3.   Do NOT make reading a punishment or put it on a list of chores!
This means pulling weeds, doing the dishes, folding the laundry, and sweeping the garage CANNOT be in the same category as “Do your READING!” I have heard friends say to their kids, “Get your room cleaned, do the bathroom, empty the dishwasher, get your 20 minutes of reading done and THEN you can go with your friends and have fun!” 

·         Why not? Do you hear how reading is a “chore” to be endured until there is something more fun to do? STOP! Try saying things like this instead:

o   Get all your work done, and then you can read and relax.

o   Get your work done and then we can go to the library and check out some great books!

o   If you can get your jobs done, we might have time to read together.

o   After you get your jobs done, you can play with your friends. Let’s save reading until tonight so I can read with you; it’s my favorite time of the day!

Reading IS the REWARD! When parents see reading as the time to spend one-on-one with a child, or a way to relax and unwind, or a special time to talk and share a great book, their children learn that reading is valued. Be careful how you talk about reading. If you aren’t reading or see reading as something enjoyable, your children most likely will adopt your same attitude about reading. When you value it, so will your children!

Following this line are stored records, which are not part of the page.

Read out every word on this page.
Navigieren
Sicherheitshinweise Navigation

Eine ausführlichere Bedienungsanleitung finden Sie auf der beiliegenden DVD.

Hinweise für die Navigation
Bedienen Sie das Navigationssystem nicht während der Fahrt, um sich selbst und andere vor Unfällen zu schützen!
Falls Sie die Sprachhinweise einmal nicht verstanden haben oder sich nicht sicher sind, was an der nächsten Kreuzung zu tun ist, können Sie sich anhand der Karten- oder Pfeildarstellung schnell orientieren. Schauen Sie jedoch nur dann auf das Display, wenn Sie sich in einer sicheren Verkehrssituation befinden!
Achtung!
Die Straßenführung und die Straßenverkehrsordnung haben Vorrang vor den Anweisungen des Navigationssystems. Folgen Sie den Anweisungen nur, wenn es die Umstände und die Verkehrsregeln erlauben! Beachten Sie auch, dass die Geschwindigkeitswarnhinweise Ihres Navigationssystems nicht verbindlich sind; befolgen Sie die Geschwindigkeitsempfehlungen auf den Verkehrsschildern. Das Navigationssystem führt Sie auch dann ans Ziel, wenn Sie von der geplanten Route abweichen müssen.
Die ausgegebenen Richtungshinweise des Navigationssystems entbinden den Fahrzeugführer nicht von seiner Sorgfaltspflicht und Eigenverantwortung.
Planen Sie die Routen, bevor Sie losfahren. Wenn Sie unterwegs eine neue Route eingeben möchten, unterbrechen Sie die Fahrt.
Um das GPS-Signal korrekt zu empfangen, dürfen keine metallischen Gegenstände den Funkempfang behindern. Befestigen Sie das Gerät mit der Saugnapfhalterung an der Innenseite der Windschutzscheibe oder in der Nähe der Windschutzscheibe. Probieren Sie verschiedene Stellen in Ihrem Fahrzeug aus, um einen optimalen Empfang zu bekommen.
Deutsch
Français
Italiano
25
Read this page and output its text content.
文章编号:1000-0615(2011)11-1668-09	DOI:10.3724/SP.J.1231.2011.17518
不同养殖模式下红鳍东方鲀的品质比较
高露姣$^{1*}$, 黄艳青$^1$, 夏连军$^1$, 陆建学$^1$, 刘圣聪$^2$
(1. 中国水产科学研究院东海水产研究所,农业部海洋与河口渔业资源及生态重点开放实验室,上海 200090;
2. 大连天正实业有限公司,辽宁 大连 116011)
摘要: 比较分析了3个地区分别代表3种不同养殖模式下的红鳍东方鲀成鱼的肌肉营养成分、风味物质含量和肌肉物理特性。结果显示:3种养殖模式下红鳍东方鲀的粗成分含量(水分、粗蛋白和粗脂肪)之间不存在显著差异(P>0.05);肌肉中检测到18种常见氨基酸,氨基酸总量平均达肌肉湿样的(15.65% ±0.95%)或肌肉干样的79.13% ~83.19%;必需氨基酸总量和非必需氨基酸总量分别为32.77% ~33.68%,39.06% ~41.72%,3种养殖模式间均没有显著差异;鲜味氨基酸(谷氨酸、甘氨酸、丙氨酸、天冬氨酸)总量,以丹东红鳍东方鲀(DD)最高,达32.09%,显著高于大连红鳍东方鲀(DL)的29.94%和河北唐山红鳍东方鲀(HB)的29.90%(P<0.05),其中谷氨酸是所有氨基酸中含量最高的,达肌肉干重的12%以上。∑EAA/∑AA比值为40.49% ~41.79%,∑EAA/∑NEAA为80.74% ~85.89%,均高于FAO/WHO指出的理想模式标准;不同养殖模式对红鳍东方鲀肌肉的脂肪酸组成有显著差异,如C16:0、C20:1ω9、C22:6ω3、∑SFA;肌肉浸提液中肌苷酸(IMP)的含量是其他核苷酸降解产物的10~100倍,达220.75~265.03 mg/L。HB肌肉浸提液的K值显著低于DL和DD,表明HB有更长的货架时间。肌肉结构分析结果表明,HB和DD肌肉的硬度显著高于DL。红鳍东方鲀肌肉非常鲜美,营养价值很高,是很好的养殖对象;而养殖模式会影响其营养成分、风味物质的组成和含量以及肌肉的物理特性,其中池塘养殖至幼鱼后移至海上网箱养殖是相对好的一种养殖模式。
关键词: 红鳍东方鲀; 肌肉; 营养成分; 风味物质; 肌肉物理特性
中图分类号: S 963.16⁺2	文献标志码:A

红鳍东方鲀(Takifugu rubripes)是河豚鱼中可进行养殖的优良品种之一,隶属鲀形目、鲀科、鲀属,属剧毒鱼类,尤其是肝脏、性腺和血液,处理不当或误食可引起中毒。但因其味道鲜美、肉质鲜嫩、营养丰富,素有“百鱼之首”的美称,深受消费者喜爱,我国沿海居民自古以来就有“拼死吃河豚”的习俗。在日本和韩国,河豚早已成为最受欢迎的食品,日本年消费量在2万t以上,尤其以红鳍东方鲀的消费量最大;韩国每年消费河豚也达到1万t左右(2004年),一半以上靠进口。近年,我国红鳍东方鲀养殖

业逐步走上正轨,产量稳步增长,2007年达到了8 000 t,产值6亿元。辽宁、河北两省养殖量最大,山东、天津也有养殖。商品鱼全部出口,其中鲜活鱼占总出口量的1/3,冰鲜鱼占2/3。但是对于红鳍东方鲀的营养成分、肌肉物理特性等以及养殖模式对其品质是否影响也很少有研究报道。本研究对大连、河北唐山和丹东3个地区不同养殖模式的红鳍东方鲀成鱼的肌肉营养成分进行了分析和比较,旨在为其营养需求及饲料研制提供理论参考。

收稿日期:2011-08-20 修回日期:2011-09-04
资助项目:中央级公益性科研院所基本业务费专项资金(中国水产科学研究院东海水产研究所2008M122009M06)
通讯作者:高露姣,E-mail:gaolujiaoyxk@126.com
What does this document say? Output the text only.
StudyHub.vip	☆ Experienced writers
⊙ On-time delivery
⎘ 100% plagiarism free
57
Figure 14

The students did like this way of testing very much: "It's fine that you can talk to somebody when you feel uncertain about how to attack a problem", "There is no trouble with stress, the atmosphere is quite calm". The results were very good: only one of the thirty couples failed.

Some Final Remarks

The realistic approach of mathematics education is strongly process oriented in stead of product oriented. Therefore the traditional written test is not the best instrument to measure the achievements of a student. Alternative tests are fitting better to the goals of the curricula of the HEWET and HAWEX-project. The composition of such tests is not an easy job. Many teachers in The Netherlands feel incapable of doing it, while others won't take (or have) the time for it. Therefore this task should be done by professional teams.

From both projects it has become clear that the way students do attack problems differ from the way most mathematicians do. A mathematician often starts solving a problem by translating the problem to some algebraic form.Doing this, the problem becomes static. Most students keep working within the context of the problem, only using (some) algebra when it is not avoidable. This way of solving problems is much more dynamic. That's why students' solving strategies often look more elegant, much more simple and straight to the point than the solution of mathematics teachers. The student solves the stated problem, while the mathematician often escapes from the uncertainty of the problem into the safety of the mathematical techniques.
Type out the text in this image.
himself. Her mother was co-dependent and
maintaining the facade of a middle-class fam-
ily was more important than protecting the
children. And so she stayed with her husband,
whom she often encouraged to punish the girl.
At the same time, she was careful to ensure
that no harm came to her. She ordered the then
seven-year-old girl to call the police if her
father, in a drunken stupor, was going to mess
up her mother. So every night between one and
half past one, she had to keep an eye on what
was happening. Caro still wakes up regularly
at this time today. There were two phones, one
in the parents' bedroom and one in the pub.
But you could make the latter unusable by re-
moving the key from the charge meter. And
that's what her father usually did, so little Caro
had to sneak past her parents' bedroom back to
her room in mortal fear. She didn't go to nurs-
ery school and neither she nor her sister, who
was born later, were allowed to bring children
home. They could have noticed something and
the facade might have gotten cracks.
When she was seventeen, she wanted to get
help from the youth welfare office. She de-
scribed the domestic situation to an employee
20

Easy ways to Motivate your children: What TO do!

·         Get caught reading yourself! Read the newspaper, a magazine, an article, one of your child’s books. WHAT you read is not as important as BEING SEEN reading!

·         Talk about what you read. Tell your child what happened in your book, what you learned from the article you just read, or how you are so glad you picked up the newspaper today because you really needed the inspirational article you read…

·         Subscribe to magazines your children would be interested in reading: Sports Illustrated for Kids, Highlights, National Geographic, Family Fun, whatever! Have magazines in the bathrooms, on nightstands, or in baskets by the sofas.

·         Turn OFF the television. Seriously. It’s almost summer. Who has time for TV when it’s so fun to be outside?

·         Make time to read WITH your child. Read on the trampoline at dusk. Read in a tent, while you’re camping, by flashlight. Read a favorite book of yours to your kids.

·         Go to the library. The books are FREE! You can check out 30 books and keep them for three weeks! It’s amazing! Take a book bag! Get your kids their own library card. Again—FREE!

·         Go to Barnes & Noble one night and just LOOK. They are open until 11 p.m. Take your teenager. Take your younger kids into the Children’s section and read them a picture book. You’ll be amazed when they don’t want to leave… not yet.

·         If you travel this summer, whether it is to Lake Powell or to France, READ about where you are going! Get an atlas and show your children! Get informed. Have your kids plan the itinerary based on what they have learned about what to see and what to do!

Action Plan for this week:  Make reading FUN! Find a great book and read together. If you have no idea where to start, start with Kate DiCamillo! She’s one of the best authors out there for kids and even teenagers will love her books!  The 30 minutes per day still applies. But if you are reading a great book together, don’t stop just because your 30 minutes is up… read “just one more chapter!!”